Perry menekankan bank harus ikut andil untuk mendorong pemulihan ekonomi nasional. Pelonggaran kuantitatif telah dilakukan BI melalu sejumlah langkah. Salah satunya, penurunan giro wajib minimum 300 bps menjadi 3,5%. Berdasarkan data BI, pelonggaran GWM ini telah menambah lebih dari Rp 500 triliun likuiditas di perbankan.
Stimulus kebijakan moneter akan berlanjut pada tahun depan. BI akan memastikan stabilitas nilai tukar rupiah. Suku bunga acuan juga tetap akan rendah hingga ada tanda-tanda tekanan inflasi meningkat.
"Likuiditas akan tetap longgar untuk mendukung penyaluran kredit perbankan pada tahun depan," kata Perry.
Bank Indonesia juga akan melanjutkan sinergi stimulus moneter-fisikal dalam rangka pembiayaan APBN pada 2021 melalui mekanisme burden sharing. Namun, pembelian SBN di pasar perdana akan terbatas sebagai non-competitive bidder. Pembelian SBN secara langsung hanya berlaku untuk APBN 2020.
"BI telah membeli SBN dari pasar perdana 72,5 triliun, pembelian SBN secara langsung untuk pembelian barang publik sebesar Rp 297 triliun, sehingga secara total BI telah membeli SBN Rp 369,5 triliun," katanya.
Perry menegaskan kebijakan burden sharing merupakan bagian dari komitmen BI untuk mendukung pemulihan ekonomi meski berdampak besar pada keuangan bank sentral tahun depan dan tahun-tahun ke depan.
Bank sentral juga memastikan kebijakan makroprudensial juga akan tetap akomodatif, Rasio countercyclical buffer dipertahankan 0%, Rasio Intermediasi Makroprudensil sebesar 84% hingga 94%, rasio Penyangga Likuiditas Makroprudensial sebesar 6%, pelonggaran LTV dan uang muka, serta insentif untuk mendorong UMKM dan ekspor.
"Untuk mendorong UMKM,BI akan mengeluarkan rasio pembiayaan inklusif makroprudensial, memberikan insentif bagi bank yang mendorong UMKM dan sektor prioritas, serta pengembangan sekuritisasi kredit UMKM," katanya.
Kepala Ekonom BCA David Sumual sebelumnya menjelaskan, kebijakan moneter hanya berfungsi untuk menggiring perekonomian.

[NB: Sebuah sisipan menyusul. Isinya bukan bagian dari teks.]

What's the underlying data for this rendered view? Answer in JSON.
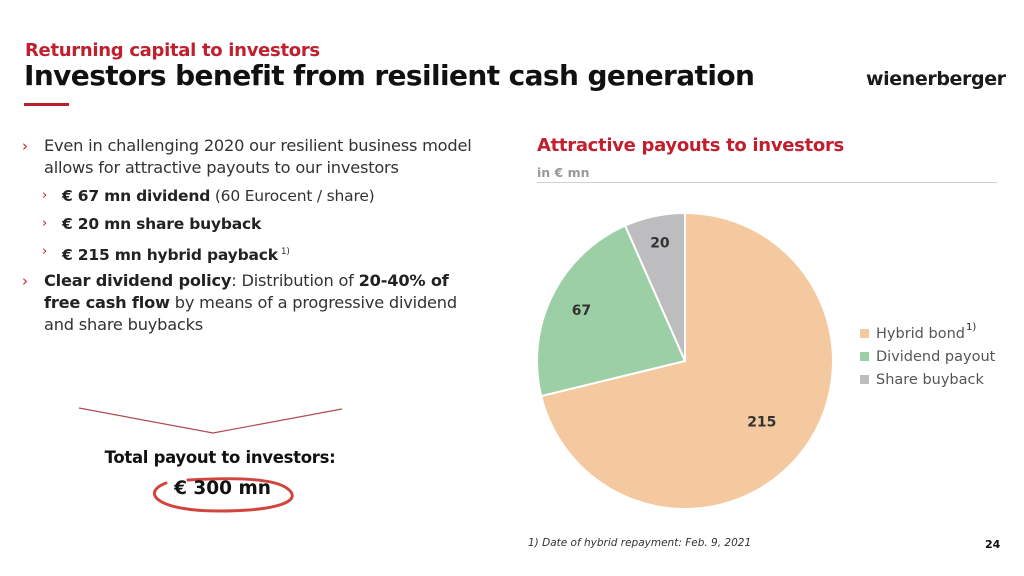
{
  "header": {
    "supertitle": "Returning capital to investors",
    "title": "Investors benefit from resilient cash generation",
    "logo": "wienerberger",
    "accent_color": "#c0202e"
  },
  "bullets": {
    "b1_text": "Even in challenging 2020 our resilient business model allows for attractive payouts to our investors",
    "sub": [
      {
        "bold": "€ 67 mn dividend",
        "normal": " (60 Eurocent / share)",
        "footnote": ""
      },
      {
        "bold": "€ 20 mn share buyback",
        "normal": "",
        "footnote": ""
      },
      {
        "bold": "€ 215 mn hybrid payback",
        "normal": "",
        "footnote": "1)"
      }
    ],
    "b2": {
      "bold1": "Clear dividend policy",
      "text1": ": Distribution of ",
      "bold2": "20-40% of free cash flow",
      "text2": " by means of a progressive dividend and share buybacks"
    },
    "chevron": "›"
  },
  "total": {
    "label": "Total payout to investors:",
    "value": "€ 300 mn"
  },
  "chart_data": {
    "type": "pie",
    "title": "Attractive payouts to investors",
    "subtitle": "in € mn",
    "categories": [
      "Hybrid bond",
      "Dividend payout",
      "Share buyback"
    ],
    "values": [
      215,
      67,
      20
    ],
    "colors": [
      "#f4c9a0",
      "#9dcfa7",
      "#bdbdbf"
    ],
    "labels": [
      "215",
      "67",
      "20"
    ],
    "legend_position": "right",
    "legend_footnote": "1)",
    "start_angle_deg": 0,
    "direction": "clockwise"
  },
  "footer": {
    "footnote": "1) Date of hybrid repayment: Feb. 9, 2021",
    "page_number": "24"
  }
}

Dorongan terhadap perekonomian akan lebih besar dengan pemberian stimulus fiskal. "Sehingga perlu dioptimalisasi lagi di tahun depan," kata David pertengahan bulan lalu.

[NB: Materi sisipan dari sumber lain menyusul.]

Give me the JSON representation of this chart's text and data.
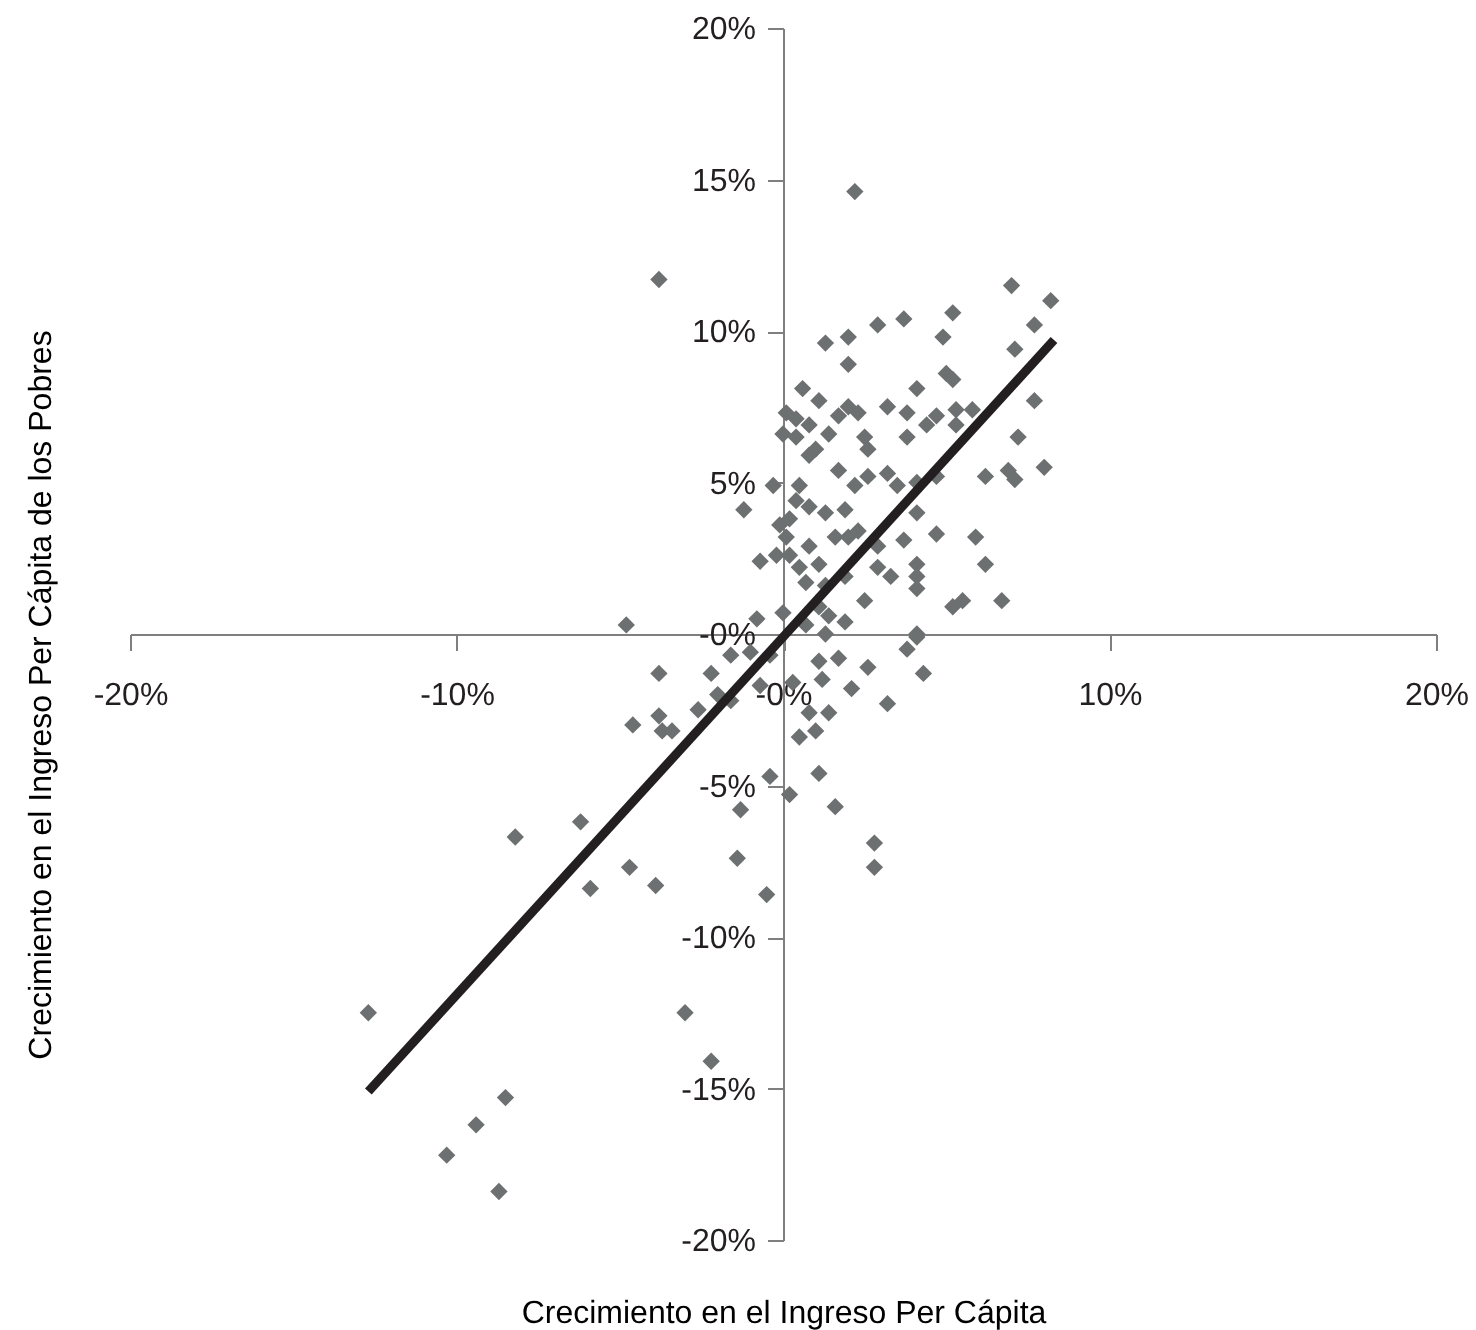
{
  "chart_data": {
    "type": "scatter",
    "xlabel": "Crecimiento en el Ingreso Per Cápita",
    "ylabel": "Crecimiento en el Ingreso Per Cápita de los Pobres",
    "xlim": [
      -20,
      20
    ],
    "ylim": [
      -20,
      20
    ],
    "xticks": [
      {
        "value": -20,
        "label": "-20%"
      },
      {
        "value": -10,
        "label": "-10%"
      },
      {
        "value": 0,
        "label": "-0%"
      },
      {
        "value": 10,
        "label": "10%"
      },
      {
        "value": 20,
        "label": "20%"
      }
    ],
    "yticks": [
      {
        "value": -20,
        "label": "-20%"
      },
      {
        "value": -15,
        "label": "-15%"
      },
      {
        "value": -10,
        "label": "-10%"
      },
      {
        "value": -5,
        "label": "-5%"
      },
      {
        "value": 0,
        "label": "-0%"
      },
      {
        "value": 5,
        "label": "5%"
      },
      {
        "value": 10,
        "label": "10%"
      },
      {
        "value": 15,
        "label": "15%"
      },
      {
        "value": 20,
        "label": "20%"
      }
    ],
    "grid": false,
    "series": [
      {
        "type": "scatter",
        "color": "#6d7070",
        "marker": "diamond",
        "x": [
          2.2,
          -3.8,
          7.0,
          8.2,
          5.2,
          3.7,
          2.9,
          2.0,
          1.3,
          4.9,
          7.7,
          2.0,
          7.1,
          4.1,
          5.0,
          5.2,
          0.6,
          1.1,
          7.7,
          0.1,
          0.4,
          0.8,
          1.7,
          2.0,
          2.3,
          3.2,
          3.8,
          4.4,
          4.7,
          5.3,
          5.8,
          0.0,
          0.4,
          1.0,
          1.4,
          2.5,
          2.6,
          3.8,
          5.3,
          7.2,
          0.8,
          1.7,
          2.6,
          3.2,
          3.5,
          2.2,
          4.1,
          4.7,
          6.2,
          6.9,
          7.1,
          8.0,
          -0.3,
          -1.2,
          0.4,
          0.5,
          0.8,
          1.3,
          1.9,
          -0.1,
          0.2,
          0.1,
          0.8,
          1.6,
          2.0,
          2.3,
          3.7,
          4.1,
          4.7,
          5.9,
          -0.7,
          -0.2,
          0.2,
          0.5,
          1.1,
          2.9,
          2.9,
          3.3,
          4.1,
          4.1,
          6.2,
          0.7,
          1.3,
          1.9,
          4.1,
          2.5,
          5.2,
          5.5,
          6.7,
          0.0,
          -0.8,
          1.1,
          1.4,
          1.9,
          -4.8,
          4.1,
          0.7,
          -3.8,
          -1.6,
          -1.0,
          -2.2,
          -0.4,
          1.1,
          1.7,
          1.3,
          2.6,
          1.2,
          2.1,
          0.3,
          -2.0,
          -1.6,
          -0.7,
          4.1,
          3.8,
          4.3,
          3.2,
          1.4,
          0.8,
          0.5,
          1.0,
          -2.6,
          -3.8,
          -3.7,
          -3.4,
          -0.4,
          0.2,
          1.1,
          1.6,
          -1.3,
          -1.4,
          -0.5,
          2.8,
          2.8,
          -3.9,
          -3.0,
          -2.2,
          -4.6,
          -8.2,
          -6.2,
          -5.9,
          -4.7,
          -12.7,
          -8.5,
          -9.4,
          -10.3,
          -8.7
        ],
        "values": [
          14.6,
          11.7,
          11.5,
          11.0,
          10.6,
          10.4,
          10.2,
          9.8,
          9.6,
          9.8,
          10.2,
          8.9,
          9.4,
          8.1,
          8.6,
          8.4,
          8.1,
          7.7,
          7.7,
          7.3,
          7.1,
          6.9,
          7.2,
          7.5,
          7.3,
          7.5,
          7.3,
          6.9,
          7.2,
          7.4,
          7.4,
          6.6,
          6.5,
          6.1,
          6.6,
          6.5,
          6.1,
          6.5,
          6.9,
          6.5,
          5.9,
          5.4,
          5.2,
          5.3,
          4.9,
          4.9,
          5.0,
          5.2,
          5.2,
          5.4,
          5.1,
          5.5,
          4.9,
          4.1,
          4.4,
          4.9,
          4.2,
          4.0,
          4.1,
          3.6,
          3.8,
          3.2,
          2.9,
          3.2,
          3.2,
          3.4,
          3.1,
          4.0,
          3.3,
          3.2,
          2.4,
          2.6,
          2.6,
          2.2,
          2.3,
          2.9,
          2.2,
          1.9,
          2.3,
          1.9,
          2.3,
          1.7,
          1.6,
          1.9,
          1.5,
          1.1,
          0.9,
          1.1,
          1.1,
          0.7,
          0.5,
          0.9,
          0.6,
          0.4,
          0.3,
          0.0,
          0.3,
          -1.3,
          -0.7,
          -0.6,
          -1.3,
          -0.7,
          -0.9,
          -0.8,
          0.0,
          -1.1,
          -1.5,
          -1.8,
          -1.6,
          -2.0,
          -2.2,
          -1.7,
          -0.1,
          -0.5,
          -1.3,
          -2.3,
          -2.6,
          -2.6,
          -3.4,
          -3.2,
          -2.5,
          -2.7,
          -3.2,
          -3.2,
          -4.7,
          -5.3,
          -4.6,
          -5.7,
          -5.8,
          -7.4,
          -8.6,
          -6.9,
          -7.7,
          -8.3,
          -12.5,
          -14.1,
          -3.0,
          -6.7,
          -6.2,
          -8.4,
          -7.7,
          -12.5,
          -15.3,
          -16.2,
          -17.2,
          -18.4
        ]
      },
      {
        "type": "line",
        "color": "#231f20",
        "x": [
          -12.7,
          8.3
        ],
        "values": [
          -15.1,
          9.7
        ]
      }
    ]
  }
}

David memperkirakan, tansmisi penurunan bunga kredit masih akan berlanjut hingga tahun depan. Hal ini seiring dengan kondisi ekonomi yang diharapkan membaik sehingga risiko kredit pun dapat menurun. Kendati demikian, menurut dia, ruang BI untuk kembali memangkas suku bunga acuan ke depan sangat terbatas.
"Ruang penurunan sudah sangat terbatas karena inflasi pada tahun depan berpotensi meningkat seiring ekonomi yang mulai pulih," katanya.